Hello Alice,
I have a first implementation on the 'depot_remove' [1] branch. It can be improved or changed. Please note that this is a partial implementation. There are some TODOs comments. I also commented on it as much as possible for clarity.
thanks a lot for sharing!
As I'm short of time until the end of this month, I only had a cursory glance. I may miss parts of the picture but the solution looks more complex than I thought. For example, I'm unable to quickly assess if cyclic dependencies (two bad pkgs that refer to each other in their archives files) may pose a risk.
In my perception, the complexity comes from the approach of building up an internal representation (introducing notions of graph, vertex, edges, neighbor along the way) instead of working with the plain file system directly.
- Collect orphan archive reference by no PKG. Make that last step optional? As it requires traversing the depot for any other archive types. I am questioning myself if this is necessary.
That's what I had in mind in the first place - operating like a garbage collector.
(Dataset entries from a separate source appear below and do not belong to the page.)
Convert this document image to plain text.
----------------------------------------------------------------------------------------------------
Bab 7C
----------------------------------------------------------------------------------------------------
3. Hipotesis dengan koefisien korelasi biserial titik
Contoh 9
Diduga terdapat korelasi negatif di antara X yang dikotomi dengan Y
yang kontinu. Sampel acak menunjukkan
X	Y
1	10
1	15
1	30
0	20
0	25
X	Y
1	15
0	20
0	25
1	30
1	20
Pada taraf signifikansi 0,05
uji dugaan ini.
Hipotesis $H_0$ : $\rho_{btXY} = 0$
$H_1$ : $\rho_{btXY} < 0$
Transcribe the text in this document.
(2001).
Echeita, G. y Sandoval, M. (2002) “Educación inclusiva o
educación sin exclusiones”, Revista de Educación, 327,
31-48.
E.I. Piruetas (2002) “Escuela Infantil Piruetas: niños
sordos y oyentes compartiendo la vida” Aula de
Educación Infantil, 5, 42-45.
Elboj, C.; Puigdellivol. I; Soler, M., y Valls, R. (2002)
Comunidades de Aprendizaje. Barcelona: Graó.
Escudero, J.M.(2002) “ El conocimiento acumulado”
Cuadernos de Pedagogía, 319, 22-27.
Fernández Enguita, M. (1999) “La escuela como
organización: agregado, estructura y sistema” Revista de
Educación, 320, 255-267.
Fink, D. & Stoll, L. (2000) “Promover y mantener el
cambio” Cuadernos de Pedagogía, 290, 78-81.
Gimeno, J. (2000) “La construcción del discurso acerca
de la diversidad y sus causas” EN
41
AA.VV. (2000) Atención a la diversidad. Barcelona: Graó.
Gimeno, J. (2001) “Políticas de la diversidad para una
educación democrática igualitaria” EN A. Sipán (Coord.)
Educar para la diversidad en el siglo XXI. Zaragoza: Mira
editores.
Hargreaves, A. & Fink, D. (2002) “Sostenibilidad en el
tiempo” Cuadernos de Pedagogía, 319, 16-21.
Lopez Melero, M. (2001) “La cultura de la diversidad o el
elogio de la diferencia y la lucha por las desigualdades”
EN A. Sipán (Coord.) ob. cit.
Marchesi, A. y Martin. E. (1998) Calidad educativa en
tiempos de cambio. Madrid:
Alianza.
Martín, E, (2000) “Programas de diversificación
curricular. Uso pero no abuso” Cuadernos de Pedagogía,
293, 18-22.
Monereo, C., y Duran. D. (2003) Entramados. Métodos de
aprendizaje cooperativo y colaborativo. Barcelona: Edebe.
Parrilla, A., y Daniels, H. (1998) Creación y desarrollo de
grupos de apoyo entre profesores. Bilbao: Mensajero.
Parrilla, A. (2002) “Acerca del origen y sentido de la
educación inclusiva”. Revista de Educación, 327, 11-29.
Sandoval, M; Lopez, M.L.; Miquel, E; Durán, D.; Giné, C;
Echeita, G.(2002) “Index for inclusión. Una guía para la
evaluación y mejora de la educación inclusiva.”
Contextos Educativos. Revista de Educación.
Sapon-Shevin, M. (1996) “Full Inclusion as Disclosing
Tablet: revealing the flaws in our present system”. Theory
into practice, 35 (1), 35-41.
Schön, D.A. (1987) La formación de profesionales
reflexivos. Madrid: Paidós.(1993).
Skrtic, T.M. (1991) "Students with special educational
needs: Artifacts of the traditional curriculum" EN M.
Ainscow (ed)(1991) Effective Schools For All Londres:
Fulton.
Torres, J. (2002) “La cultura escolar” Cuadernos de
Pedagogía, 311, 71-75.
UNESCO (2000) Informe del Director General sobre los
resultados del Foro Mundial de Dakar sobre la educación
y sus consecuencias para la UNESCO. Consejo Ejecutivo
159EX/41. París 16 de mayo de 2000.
If we find that we ultimately need to traverse the depot anyway to implement this, I wonder what is gained by building up a cached internal representation of the depot structure beforehand. I foresee that we'd end up at a much more straight-forward solution by simply traversing the depot, and iterating this process until no further work can be done (no orphaned content remains in the depot), like I described in my previous posting.
If you don't find the idea worth pursuing, can you share why? Or may you give implementing it a try to see which version makes you more comfortable in terms of simplicity?
Cheers Norman